Since car loans are not regulated, a lot of shady practices are still present in the market. For instance, in the case of home loans, the federal government decides the maximum loan to value ratio. This means that if a home is worth $100, banks will only be allowed to loan out $80 against it. This is done to ensure that the borrowers also have some skin in the game.

However, this is not the case with car loans. In order to sell more and more cars, many companies are willing to offer as much as 125% loan to value. This means that if a vehicle costs $100, companies are willing to include costs such as title transfer and accessories and hence will lend as much as $125 against this car.

This is obviously against the principle of sound lending. The car loan is underwater as soon as it is made. If the borrower does not pay the first payment and the car has to be repossessed immediately, the lender stands to lose money! However, lenders are still making such loans since they don’t expect to hold these loans on their books. These lenders are securitizing these loans and selling them to unwitting investors just like the subprime mortgages.

Car Loans Stay Underwater For Longer Duration

Not only do the car loans start underwater, but they also tend to stay underwater for a long period of time. This is because the average duration of car loans has increased from 48 months to 66 months. During the earlier months, the payments consist of most interest. Hence, the principal outstanding remains almost the same. At the same time, as the car is being used, its market value falls rapidly.

Hence, for a long period of time, the market value of the car remains significantly lower than the loan outstanding on the vehicle. In other words, the loans remain underwater for longer. Hence, if there was no impact on the credit rating of the borrower, it would simply be more prudent to abandon the loan. There is a need for regulations which limits the tenure for which car loans can be made to ensure that the loans always remain above water and the borrowers do not have a financial incentive to default.

Dealer Overage

Dealer overage is one of the many shady practices which are followed at car dealerships across America. Most borrowers are unaware that the interest rate that they pay on their car loans are negotiable. Hence, if they buy a car from a dealer, they can still take finance from other sources.

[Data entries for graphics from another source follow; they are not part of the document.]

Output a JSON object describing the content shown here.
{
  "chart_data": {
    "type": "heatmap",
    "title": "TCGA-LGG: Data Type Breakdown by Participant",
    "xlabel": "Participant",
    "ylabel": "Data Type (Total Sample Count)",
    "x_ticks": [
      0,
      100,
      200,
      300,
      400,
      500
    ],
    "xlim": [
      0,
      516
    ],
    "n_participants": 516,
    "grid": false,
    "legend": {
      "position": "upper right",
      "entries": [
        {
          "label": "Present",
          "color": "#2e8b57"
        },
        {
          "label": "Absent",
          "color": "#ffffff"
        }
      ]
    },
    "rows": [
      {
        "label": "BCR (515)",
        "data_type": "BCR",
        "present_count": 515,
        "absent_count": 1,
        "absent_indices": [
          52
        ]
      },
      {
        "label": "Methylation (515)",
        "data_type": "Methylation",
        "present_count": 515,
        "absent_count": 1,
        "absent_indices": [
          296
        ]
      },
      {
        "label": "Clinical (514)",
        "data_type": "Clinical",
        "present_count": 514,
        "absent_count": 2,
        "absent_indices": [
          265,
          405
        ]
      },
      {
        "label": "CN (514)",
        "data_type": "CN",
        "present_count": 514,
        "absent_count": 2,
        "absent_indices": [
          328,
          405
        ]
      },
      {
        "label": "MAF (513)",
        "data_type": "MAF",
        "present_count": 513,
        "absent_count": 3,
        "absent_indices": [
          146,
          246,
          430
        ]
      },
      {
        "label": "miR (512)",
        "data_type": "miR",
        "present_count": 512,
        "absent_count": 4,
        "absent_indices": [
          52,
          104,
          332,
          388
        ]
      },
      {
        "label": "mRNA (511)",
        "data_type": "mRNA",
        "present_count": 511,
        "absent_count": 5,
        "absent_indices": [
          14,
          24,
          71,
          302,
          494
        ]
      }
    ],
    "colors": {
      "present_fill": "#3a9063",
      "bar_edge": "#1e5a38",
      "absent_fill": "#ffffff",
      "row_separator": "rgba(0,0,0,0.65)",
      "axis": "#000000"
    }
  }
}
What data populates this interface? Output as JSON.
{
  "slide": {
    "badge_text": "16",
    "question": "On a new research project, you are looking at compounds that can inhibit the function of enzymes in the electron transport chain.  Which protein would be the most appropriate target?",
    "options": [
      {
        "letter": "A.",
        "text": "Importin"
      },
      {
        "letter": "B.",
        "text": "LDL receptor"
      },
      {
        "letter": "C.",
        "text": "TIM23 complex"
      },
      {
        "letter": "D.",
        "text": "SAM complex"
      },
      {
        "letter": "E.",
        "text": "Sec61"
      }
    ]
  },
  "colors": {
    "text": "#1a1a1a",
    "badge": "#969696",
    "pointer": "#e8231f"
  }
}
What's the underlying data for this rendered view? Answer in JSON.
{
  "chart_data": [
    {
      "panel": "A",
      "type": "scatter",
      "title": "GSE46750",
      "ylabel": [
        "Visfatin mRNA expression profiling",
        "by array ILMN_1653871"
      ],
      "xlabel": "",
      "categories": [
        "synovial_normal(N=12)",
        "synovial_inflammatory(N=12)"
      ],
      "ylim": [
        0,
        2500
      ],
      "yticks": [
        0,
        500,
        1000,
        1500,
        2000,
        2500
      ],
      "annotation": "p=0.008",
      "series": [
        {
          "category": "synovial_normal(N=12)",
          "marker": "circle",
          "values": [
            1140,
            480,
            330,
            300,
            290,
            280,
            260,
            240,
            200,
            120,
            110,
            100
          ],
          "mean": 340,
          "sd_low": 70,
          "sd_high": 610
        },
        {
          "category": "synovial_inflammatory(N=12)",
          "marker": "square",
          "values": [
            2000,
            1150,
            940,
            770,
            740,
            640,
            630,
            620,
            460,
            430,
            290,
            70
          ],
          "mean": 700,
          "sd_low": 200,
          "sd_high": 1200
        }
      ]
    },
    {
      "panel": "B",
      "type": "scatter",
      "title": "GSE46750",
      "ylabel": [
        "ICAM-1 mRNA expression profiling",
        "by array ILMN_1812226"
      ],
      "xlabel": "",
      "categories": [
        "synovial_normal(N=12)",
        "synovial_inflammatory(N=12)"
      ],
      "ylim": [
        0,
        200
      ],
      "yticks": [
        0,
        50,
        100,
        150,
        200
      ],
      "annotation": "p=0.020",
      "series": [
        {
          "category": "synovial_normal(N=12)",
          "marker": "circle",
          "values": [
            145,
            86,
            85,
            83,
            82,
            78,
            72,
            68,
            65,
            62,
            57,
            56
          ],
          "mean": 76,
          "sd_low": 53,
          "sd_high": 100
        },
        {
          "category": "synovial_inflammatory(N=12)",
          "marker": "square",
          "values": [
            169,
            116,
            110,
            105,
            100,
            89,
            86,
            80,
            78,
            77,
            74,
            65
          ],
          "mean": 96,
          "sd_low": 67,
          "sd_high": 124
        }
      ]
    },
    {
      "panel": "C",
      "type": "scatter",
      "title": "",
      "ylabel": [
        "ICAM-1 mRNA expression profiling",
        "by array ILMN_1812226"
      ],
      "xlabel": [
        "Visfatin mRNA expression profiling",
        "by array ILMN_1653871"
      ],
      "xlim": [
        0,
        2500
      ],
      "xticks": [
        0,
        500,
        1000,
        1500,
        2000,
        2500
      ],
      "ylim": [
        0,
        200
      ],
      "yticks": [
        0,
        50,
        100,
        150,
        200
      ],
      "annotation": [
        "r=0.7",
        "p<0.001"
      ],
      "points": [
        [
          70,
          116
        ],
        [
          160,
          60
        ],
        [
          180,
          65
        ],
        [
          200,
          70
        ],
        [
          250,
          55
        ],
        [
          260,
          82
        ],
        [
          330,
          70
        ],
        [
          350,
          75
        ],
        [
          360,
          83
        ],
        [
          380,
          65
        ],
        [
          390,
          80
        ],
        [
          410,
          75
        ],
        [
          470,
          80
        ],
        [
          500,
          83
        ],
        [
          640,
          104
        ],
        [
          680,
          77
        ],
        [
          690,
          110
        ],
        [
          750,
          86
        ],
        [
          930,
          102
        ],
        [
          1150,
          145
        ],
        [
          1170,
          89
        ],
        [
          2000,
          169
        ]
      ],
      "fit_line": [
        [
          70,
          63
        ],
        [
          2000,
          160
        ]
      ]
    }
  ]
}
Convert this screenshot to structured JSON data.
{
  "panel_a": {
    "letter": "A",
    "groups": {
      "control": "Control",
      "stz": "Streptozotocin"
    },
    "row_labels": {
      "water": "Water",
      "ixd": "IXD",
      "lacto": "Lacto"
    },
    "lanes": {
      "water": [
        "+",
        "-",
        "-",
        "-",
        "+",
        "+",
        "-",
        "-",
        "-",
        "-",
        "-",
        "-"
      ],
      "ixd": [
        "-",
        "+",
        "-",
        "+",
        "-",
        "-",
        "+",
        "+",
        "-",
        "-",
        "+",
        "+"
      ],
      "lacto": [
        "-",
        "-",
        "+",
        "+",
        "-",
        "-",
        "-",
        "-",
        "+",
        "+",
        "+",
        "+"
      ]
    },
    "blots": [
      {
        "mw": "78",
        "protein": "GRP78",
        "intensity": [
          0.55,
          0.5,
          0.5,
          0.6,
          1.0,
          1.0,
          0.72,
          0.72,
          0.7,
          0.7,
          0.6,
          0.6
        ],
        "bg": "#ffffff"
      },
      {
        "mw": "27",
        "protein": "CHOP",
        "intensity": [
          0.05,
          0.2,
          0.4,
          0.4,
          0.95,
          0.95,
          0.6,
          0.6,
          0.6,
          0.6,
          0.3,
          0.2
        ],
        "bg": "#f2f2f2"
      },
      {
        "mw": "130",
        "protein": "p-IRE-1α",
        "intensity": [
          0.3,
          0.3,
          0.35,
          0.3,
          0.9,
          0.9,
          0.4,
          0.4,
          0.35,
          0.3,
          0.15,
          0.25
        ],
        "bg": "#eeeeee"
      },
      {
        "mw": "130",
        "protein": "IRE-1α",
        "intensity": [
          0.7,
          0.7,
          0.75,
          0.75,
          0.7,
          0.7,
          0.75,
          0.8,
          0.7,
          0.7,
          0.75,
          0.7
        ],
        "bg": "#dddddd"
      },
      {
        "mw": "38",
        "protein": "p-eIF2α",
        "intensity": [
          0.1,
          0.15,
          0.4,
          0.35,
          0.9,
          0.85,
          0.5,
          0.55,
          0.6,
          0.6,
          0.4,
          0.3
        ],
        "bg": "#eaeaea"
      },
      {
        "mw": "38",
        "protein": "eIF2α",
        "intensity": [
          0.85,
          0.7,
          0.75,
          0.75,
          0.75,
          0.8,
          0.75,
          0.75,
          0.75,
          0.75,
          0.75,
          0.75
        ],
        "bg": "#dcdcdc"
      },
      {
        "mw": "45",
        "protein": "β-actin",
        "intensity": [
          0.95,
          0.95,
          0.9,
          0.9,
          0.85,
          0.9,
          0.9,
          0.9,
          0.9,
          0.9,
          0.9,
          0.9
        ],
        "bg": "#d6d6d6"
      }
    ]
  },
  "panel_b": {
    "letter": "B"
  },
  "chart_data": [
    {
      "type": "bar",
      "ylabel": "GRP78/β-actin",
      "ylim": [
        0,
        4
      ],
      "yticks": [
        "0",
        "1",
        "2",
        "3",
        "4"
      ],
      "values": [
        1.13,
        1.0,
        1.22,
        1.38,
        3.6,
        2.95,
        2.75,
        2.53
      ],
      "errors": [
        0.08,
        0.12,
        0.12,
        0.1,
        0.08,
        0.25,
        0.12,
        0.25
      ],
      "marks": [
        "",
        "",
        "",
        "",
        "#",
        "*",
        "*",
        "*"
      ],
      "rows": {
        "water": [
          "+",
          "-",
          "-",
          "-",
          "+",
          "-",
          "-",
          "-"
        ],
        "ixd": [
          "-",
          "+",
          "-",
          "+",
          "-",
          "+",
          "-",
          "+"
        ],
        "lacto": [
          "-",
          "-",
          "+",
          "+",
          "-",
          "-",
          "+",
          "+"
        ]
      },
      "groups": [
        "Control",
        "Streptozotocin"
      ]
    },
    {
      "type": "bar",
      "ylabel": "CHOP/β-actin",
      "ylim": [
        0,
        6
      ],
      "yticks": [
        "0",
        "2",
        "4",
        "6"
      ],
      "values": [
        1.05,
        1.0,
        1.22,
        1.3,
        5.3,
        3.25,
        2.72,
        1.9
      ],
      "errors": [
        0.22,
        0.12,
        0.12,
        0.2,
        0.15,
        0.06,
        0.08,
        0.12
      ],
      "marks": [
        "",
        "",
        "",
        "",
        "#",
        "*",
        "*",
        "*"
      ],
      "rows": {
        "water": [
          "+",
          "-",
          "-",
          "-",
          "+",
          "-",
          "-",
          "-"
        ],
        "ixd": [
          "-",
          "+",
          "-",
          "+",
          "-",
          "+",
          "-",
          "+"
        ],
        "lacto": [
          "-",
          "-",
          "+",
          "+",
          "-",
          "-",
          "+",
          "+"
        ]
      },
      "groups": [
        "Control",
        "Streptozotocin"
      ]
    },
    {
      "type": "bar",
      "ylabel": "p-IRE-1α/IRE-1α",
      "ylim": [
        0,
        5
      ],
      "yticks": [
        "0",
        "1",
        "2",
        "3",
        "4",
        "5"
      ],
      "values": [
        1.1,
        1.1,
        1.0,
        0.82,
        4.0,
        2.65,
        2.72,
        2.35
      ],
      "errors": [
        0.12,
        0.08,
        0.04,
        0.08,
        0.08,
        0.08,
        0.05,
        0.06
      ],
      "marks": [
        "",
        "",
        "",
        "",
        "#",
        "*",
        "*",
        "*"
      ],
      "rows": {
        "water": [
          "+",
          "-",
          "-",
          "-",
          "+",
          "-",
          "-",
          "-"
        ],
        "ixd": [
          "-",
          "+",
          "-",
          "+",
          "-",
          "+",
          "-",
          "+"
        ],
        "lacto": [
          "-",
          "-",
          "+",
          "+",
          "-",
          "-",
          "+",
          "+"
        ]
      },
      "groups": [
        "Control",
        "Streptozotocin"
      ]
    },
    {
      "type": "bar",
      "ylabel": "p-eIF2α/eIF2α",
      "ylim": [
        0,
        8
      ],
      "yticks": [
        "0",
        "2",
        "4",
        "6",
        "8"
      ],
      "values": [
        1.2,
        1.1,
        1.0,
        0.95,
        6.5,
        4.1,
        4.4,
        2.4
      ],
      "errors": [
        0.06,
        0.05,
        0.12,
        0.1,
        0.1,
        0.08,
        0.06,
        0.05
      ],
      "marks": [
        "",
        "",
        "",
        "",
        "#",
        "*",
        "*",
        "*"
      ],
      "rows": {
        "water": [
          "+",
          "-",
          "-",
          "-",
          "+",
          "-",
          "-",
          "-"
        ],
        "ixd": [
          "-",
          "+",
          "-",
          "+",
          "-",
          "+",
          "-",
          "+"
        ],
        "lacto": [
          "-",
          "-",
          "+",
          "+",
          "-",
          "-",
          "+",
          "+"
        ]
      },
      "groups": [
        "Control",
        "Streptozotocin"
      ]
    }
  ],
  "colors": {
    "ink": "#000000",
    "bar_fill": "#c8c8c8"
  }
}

Taking advantage of this lack of knowledge, car dealerships sell these individuals loans which are more expensive. For instance, they send the credit profile of the borrower to a lender. The lender agrees to give a loan at 5%. However, using pressure tactics, these dealerships convince the borrower to pay a higher interest rate, for instance, 8%. In such cases, dealers receive cash kickbacks from the lenders. These kickbacks are significant and in many cases are more than the profit that the dealer earns by selling the vehicle in the first place.

The only problem is that only subprime borrowers who are unable to get a car loan otherwise accept such loan terms. Hence in order to get maximum commissions, the dealerships are increasing the number of subprime loans in existence.

The bottom line is that Americans are buying more cars. However, they are only putting down as much money as they did before. Hence, they are financing a large part of these loans by increasing the tenure. Also, the loans are being given to subprime borrowers, and the resultant portfolio is being securitized.